La possibilità di accedere a parametri e indicatori sulla salute delle persone permette di elaborare profili di rischio sempre più precisi e suggerire strumenti di protezione e assistenza anche agli utenti meno consapevoli, grazie ad algoritmi di intelligenza artificiale. Non solo: è possibile valorizzare gli stili di vita più virtuosi, monitorando attività legate a sport e benessere. Una sempre maggiore integrazione tra ecosistemi di telehealth e wellness con quelli assicurativi faciliterà anche l’intero processo di gestione delle informazioni, rimborso delle cure, erogazione di indennizzi, riducendo sensibilmente il rischio di frodi e i tempi di istruttoria e burocrazia.

Open Insurance e Connected Car

Quella dell’auto connessa è uno dei maggiori settori trainanti della connected insurance. Secondo il sondaggio Insurance Nexus condotto da Reuters Events, circa il 78% degli assicuratori automobilistici ha già almeno un prodotto connesso sul mercato. ABI Research stima che saranno messe sul mercato oltre 115 milioni di auto connesse entro il 2025, e secondo una ricerca dell’Osservatorio Connected Car & Mobility del Politecnico di Milano, a fine 2020 sono 17,3 milioni i veicoli connessi solo in Italia, quasi il 45% del parco circolante.

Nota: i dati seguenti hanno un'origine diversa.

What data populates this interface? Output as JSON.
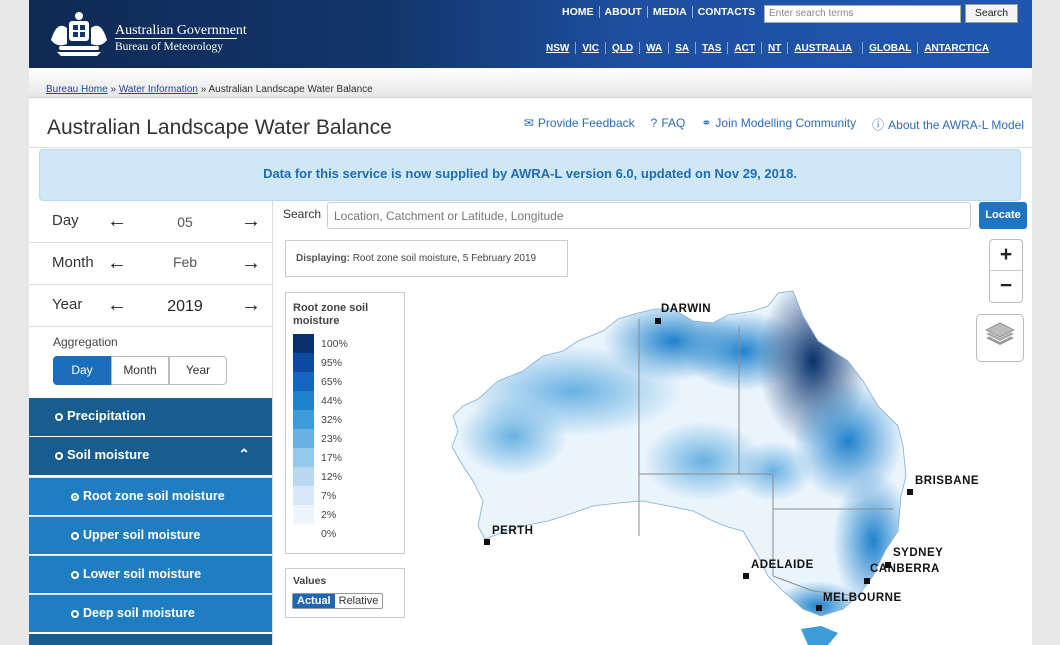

Il settore assicurativo ha iniziato ad integrarsi con dispositivi e app collegati alle automobili, per offrire polizze digitali più flessibili, basate sui chilometri effettivamente percorsi o sullo stile di guida, premiando i soggetti più virtuosi. Analizzando velocità, frenate, sterzate e altri parametri, non solo è possibile elaborare assicurazioni profilate, ma anche prevenire i rischi attraverso suggerimenti personalizzati.

Secondo alcune stime dell’Osservatorio, prendendo come riferimento un campione di auto dotate di sistemi ADAS con cilindrata compresa tra 1.300 e 1.800 cc, e a fronte di un premio equo iniziale compreso tra 170 e 200 €/anno, è possibile ottenere una riduzione del rischio di incidente compresa tra il 15 e il 20%, con conseguente decremento del premio equo pari 25-40 €/anno.

Allo stesso tempo, risulta più semplice ed efficace fornire assistenza in tempo reale in caso di incidente e aprire un sinistro.